Ele reconhece a sentença daquele seu livro maldito – maravilhosamente maldito. Sua voz estava na minha cabeça, perturbando cada sinapse. “eu, eu estou aqui. Logo, sou obrigado a acrescentar ainda o seguinte. Eis-me aqui, eu que estou aqui, que não posso falar, não posso pensar, e que devo falar, logo, pensar talvez um pouco, não posso fazê-lo somente em relação a mim que estou aqui, a aqui onde estou, mas posso um pouco, suficientemente, não sei como…”, ele disse. Ou talvez não disse, e lembrei o que ele escreveu em algum lugar e isso palpitou em mim.

“queria perguntar-lhe, mas tenho vergonha de tomar-me como um tolo.” – eu sabia: uma questão teria de ser formulada para não perder esse fanfarrão dublinense, que do alto da sua extensa bibliografia poderia falar sobre amor e merda em uma mesma novela e soar como o romance romântico em seu estado mais puro. Escrever e dirigir peças era quase um passatempo. Filho da puta. Me cagou na cabeça. Isso teria saído de um conto seu: “hoje conversava com Fel e caguei-lhe na cabeça feito um pombo parisiense.”

“Não importa. Tente outra vez. Fracasse outra vez. Fracasse melhor.”

“Eu fracassei muito bem. Quem escreve, quem se atreve a escrever, será sempre um fracasso.”

“Je suis comme ça. Ou j’oublie tout de suite ou je n’oublie jamais.”

“Não falo francês, seu irlandês metido a besta.”

Eu não podia esperar perto de uma árvore a inspiração chegar. Não com ele zunindo nos meus ouvidos como uma mosca intrometida dentro de uma biblioteca. Um momento! Não há uma árvore aqui. Ele era a minha consciência? Eu não posso falar. Que atrevido. Eu, é claro. Meu amigo imaginário, minha voz interior, ser justamente Sam – ou Sammy. A minha capacidade para alegorias é pífia.

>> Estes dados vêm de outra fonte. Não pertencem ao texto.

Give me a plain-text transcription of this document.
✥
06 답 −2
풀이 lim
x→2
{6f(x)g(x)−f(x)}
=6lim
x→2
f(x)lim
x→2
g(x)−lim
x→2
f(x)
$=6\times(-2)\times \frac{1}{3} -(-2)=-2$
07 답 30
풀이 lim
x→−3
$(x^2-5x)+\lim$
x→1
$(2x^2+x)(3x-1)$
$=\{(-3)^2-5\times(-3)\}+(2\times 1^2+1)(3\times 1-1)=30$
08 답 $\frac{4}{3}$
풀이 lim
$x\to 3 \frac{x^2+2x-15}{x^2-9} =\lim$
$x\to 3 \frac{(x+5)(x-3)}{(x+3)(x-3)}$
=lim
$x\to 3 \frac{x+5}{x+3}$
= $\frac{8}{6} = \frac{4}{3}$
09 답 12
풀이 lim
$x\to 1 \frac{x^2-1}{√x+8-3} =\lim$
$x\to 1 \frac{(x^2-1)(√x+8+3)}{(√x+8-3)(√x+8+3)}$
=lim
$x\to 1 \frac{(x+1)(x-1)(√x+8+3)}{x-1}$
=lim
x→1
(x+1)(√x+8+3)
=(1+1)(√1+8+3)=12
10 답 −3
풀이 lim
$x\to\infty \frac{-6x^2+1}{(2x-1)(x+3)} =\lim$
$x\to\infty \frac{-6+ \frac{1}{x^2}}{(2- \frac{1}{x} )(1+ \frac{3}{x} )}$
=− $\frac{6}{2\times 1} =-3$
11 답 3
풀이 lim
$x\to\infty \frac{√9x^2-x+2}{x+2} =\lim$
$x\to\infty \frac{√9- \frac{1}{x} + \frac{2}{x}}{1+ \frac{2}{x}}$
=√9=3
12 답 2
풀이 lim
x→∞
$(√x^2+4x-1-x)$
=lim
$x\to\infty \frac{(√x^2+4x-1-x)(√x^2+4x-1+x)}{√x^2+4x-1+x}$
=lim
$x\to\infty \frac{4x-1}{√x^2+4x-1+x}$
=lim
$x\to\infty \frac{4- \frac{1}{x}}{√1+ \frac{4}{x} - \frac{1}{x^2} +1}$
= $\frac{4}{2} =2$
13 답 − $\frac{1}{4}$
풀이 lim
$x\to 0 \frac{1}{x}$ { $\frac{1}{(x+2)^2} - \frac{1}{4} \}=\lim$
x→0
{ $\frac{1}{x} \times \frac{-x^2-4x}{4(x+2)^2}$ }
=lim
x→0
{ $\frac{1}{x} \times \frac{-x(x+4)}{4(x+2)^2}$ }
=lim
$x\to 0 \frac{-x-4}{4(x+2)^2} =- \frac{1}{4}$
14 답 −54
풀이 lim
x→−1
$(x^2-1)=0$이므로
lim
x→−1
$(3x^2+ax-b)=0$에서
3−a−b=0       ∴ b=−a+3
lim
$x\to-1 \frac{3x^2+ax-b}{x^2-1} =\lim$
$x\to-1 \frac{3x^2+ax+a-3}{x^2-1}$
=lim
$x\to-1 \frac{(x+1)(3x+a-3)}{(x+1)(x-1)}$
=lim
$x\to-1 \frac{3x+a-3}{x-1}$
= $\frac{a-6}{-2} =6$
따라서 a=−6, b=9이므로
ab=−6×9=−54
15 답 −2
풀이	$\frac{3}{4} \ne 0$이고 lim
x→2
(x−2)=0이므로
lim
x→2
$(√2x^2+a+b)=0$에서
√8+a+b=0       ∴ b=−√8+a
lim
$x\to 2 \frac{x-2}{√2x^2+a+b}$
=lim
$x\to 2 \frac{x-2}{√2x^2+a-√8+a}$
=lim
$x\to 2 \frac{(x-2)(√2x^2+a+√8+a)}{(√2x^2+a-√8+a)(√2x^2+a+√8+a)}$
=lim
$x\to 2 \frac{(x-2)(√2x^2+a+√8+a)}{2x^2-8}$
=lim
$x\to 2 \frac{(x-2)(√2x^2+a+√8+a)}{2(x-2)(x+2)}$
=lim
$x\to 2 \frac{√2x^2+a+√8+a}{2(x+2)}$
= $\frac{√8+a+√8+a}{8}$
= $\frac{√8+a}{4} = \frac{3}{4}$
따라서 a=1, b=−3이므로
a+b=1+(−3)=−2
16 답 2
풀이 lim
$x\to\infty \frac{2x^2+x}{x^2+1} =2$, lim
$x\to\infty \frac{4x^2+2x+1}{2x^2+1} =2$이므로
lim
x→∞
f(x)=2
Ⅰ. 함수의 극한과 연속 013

Não espero um Rosebud, tampouco um Godot.

Sam não é uma voz interior. É um Pícaro.

Como muito do que tem acontecido comigo: espero. Penso em partir. Deveria partir. Eu parto sem me mover. Bato nas teclas esperando palavras mágicas se formarem à frente. Não bato nas teclas, acaricio. O g salta do teclado, depois o e. Está todo engordurado. Um manifesto sobre pais, sobre inspiração; sobre ídolos. Sobre figuras e papéis.

O celular vibra: “Manifesto cancelado. Bom final de semana.”

Talvez eu seja Didi, talvez eu seja Gogo. Continuo a esperar. O quê? Não faço a mínima ideia. Eu não tenho a menor ideia. Espero desde sempre, me movendo sem me mover. Como todos. Como Sam esperou um dia. Ele se levanta ao mesmo tempo em que ajeita os óculos. Seu cabelo grisalho em riste, a testa enrugada, o meio sorriso. Provavelmente ele teria dito – ou eu imaginado – que deveria cantar. Eu estava na merda já.

O que se espera de mim?

“Ali onde estou, não sei, não saberei nunca, no silêncio não se sabe, é preciso continuar, não posso continuar, vou continuar.”

Os 30 anos, a glória, a desgraça, a cólera, o sono, o amor, o torpor; as más, as boas, a iluminação. O manifesto, a filha. Uma guerra. O frenesi.

Continuo a esperar todos (vocês).

E continuo. A esperar.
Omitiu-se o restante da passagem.